Abstract

Background: There is a high predisposition of bacterial co-infection and secondary bacterial infection among patients infected with COVID-19 pneumonia, but data regarding its prevalence is lacking.

Objective: To determine the prevalence of bacterial co-infection, secondary bacterial infection and the patterns of antibiotic use of hospitalized COVID-19 patients and its impact on the clinical outcomes.

Methods: We identified 1,910 SARS-CoV-2 RT-PCR-positive patients hospitalized at the Manila Doctors Hospital from April 1, 2020 to January 31, 2022. We excluded patients with normal baseline chest imaging (n=562), patients less than 19 years old (n=7), patients transferred from other institution (n=99), patients who developed nosocomial COVID-19 infection (n=28), patients transferred to other institution (n=10) and patients who were discharged against medical advice (n=13).

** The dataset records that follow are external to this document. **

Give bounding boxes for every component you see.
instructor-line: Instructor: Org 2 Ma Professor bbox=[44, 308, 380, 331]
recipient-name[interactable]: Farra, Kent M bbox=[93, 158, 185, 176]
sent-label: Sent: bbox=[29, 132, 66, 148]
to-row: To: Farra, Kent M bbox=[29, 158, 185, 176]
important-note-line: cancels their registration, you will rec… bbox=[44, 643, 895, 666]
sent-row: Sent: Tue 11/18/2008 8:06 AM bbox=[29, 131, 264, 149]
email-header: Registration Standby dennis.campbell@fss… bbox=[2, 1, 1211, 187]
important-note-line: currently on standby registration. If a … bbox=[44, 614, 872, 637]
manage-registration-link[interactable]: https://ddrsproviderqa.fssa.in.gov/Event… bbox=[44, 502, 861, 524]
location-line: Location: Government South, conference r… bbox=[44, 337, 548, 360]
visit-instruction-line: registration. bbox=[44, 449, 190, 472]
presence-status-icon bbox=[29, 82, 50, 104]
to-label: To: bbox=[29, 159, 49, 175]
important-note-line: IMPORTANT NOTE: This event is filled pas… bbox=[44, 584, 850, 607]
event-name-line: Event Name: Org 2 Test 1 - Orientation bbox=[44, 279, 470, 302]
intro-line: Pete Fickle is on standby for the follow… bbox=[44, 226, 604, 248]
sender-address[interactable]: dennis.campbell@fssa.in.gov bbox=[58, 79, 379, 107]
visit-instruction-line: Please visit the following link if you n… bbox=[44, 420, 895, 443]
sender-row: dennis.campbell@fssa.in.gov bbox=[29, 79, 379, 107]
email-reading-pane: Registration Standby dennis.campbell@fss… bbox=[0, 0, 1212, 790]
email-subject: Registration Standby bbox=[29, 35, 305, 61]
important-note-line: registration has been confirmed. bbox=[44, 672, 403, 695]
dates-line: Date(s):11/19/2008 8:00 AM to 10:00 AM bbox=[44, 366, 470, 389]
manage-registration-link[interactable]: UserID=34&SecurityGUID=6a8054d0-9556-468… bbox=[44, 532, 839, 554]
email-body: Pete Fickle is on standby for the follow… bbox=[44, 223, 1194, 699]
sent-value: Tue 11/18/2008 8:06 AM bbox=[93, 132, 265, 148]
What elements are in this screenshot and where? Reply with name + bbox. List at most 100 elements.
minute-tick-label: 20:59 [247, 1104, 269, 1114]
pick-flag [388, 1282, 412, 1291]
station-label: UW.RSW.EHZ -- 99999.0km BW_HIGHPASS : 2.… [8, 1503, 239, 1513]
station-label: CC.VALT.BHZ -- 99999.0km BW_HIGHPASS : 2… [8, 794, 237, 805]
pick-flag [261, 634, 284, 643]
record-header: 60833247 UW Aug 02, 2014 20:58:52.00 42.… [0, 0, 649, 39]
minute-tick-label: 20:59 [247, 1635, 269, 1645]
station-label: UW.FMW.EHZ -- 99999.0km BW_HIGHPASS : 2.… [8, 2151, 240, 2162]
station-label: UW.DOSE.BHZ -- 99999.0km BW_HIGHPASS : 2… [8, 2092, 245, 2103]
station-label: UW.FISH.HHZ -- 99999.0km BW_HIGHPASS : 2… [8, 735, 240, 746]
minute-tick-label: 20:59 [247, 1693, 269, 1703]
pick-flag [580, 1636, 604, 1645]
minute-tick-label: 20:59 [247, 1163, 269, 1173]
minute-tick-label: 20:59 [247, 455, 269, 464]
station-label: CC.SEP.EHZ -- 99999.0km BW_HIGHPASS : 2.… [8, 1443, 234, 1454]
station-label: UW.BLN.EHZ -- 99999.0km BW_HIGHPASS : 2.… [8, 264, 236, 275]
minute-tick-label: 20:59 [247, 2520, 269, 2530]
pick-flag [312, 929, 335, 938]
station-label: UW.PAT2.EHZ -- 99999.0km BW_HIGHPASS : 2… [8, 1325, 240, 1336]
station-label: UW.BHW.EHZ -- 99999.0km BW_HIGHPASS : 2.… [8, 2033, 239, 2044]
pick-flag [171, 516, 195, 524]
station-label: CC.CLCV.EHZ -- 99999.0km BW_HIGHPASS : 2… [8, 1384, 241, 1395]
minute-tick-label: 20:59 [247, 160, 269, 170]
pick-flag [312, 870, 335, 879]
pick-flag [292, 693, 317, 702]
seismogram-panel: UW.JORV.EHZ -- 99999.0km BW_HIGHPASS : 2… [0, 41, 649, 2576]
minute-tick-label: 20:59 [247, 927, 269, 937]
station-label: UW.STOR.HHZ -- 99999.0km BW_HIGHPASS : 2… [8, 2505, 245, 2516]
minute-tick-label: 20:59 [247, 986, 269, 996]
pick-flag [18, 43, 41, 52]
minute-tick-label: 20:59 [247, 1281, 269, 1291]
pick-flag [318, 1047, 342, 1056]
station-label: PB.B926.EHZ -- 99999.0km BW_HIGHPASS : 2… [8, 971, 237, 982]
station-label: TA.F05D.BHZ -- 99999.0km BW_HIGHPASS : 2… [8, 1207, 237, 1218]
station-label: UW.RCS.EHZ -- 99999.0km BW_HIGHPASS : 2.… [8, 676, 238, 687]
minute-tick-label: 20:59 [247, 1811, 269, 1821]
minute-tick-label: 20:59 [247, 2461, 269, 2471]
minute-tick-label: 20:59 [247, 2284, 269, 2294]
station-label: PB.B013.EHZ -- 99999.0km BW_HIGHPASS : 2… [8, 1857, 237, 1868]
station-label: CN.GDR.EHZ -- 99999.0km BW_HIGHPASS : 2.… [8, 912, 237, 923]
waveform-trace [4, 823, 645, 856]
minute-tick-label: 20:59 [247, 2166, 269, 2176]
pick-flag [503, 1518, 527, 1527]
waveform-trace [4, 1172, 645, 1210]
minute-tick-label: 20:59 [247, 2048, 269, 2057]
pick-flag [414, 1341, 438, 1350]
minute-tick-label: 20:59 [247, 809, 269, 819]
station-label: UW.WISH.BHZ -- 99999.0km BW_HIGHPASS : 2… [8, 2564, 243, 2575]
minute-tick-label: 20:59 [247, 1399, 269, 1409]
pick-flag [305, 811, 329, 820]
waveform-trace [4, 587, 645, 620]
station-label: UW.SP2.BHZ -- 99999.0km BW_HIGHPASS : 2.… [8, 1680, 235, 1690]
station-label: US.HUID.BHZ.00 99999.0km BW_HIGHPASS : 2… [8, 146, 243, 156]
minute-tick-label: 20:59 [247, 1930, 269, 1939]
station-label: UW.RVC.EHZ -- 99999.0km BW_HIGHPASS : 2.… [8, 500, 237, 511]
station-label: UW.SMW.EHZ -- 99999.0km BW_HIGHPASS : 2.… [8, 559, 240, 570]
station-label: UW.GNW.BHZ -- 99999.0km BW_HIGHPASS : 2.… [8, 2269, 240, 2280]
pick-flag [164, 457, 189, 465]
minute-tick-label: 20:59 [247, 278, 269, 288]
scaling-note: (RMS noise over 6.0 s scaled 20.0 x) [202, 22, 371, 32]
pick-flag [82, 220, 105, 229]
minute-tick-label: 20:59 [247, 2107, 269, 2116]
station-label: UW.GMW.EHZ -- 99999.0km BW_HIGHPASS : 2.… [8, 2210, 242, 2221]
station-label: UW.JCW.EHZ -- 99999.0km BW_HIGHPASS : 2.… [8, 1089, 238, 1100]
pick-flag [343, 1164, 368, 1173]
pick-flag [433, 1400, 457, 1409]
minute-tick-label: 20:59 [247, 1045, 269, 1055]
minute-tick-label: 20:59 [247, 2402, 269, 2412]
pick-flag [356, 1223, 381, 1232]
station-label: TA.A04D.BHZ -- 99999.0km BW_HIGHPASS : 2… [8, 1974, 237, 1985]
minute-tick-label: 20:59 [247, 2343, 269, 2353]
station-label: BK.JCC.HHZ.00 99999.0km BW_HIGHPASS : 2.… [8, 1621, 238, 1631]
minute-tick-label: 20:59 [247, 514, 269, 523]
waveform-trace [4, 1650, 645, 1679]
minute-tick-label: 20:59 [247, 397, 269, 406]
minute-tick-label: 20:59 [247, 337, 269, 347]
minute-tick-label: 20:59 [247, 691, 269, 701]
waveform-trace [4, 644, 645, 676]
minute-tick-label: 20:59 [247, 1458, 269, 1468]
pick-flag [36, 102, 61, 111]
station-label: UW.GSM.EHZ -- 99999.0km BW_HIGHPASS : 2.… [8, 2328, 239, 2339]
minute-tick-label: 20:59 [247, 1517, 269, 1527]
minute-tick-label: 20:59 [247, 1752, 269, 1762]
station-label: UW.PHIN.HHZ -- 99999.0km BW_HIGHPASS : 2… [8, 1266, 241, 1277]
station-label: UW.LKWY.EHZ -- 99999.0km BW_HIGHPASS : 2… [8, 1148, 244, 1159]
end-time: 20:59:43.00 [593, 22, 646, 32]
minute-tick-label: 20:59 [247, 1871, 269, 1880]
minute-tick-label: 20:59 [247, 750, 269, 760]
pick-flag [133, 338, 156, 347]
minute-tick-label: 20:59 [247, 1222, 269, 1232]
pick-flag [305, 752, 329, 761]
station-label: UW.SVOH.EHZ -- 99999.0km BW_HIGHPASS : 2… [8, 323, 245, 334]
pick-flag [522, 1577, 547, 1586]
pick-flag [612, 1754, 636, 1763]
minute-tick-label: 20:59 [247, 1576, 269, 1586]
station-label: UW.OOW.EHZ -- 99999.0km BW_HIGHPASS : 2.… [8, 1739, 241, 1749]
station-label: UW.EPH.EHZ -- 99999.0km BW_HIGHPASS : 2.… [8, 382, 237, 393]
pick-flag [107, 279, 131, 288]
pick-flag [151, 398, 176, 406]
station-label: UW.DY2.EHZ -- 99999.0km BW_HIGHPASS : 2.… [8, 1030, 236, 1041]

Results: In the final cohort of 1,191 patients, 8.73% have bacterial co-infection while 7.05% have secondary bacterial infection. Empiric antibiotics were given in 87.5% of patients with bacterial infection and 90.48% in secondary bacterial infection. Secondary bacterial infection will increase the likelihood of: need for hemodialysis by 3.58 times; need for vasopressors by 4.23 times; need for intubation by 8.56 times; dying by 2.69 times; and prolonging the length of hospital stay by 1.99 times compared to those who have none. The over-all mortality rate is 13.69%. 

Conclusion: There is widespread antibiotic use in patients with COVID-19 pneumonia even with low prevalence of bacterial co-infection and secondary bacterial infection.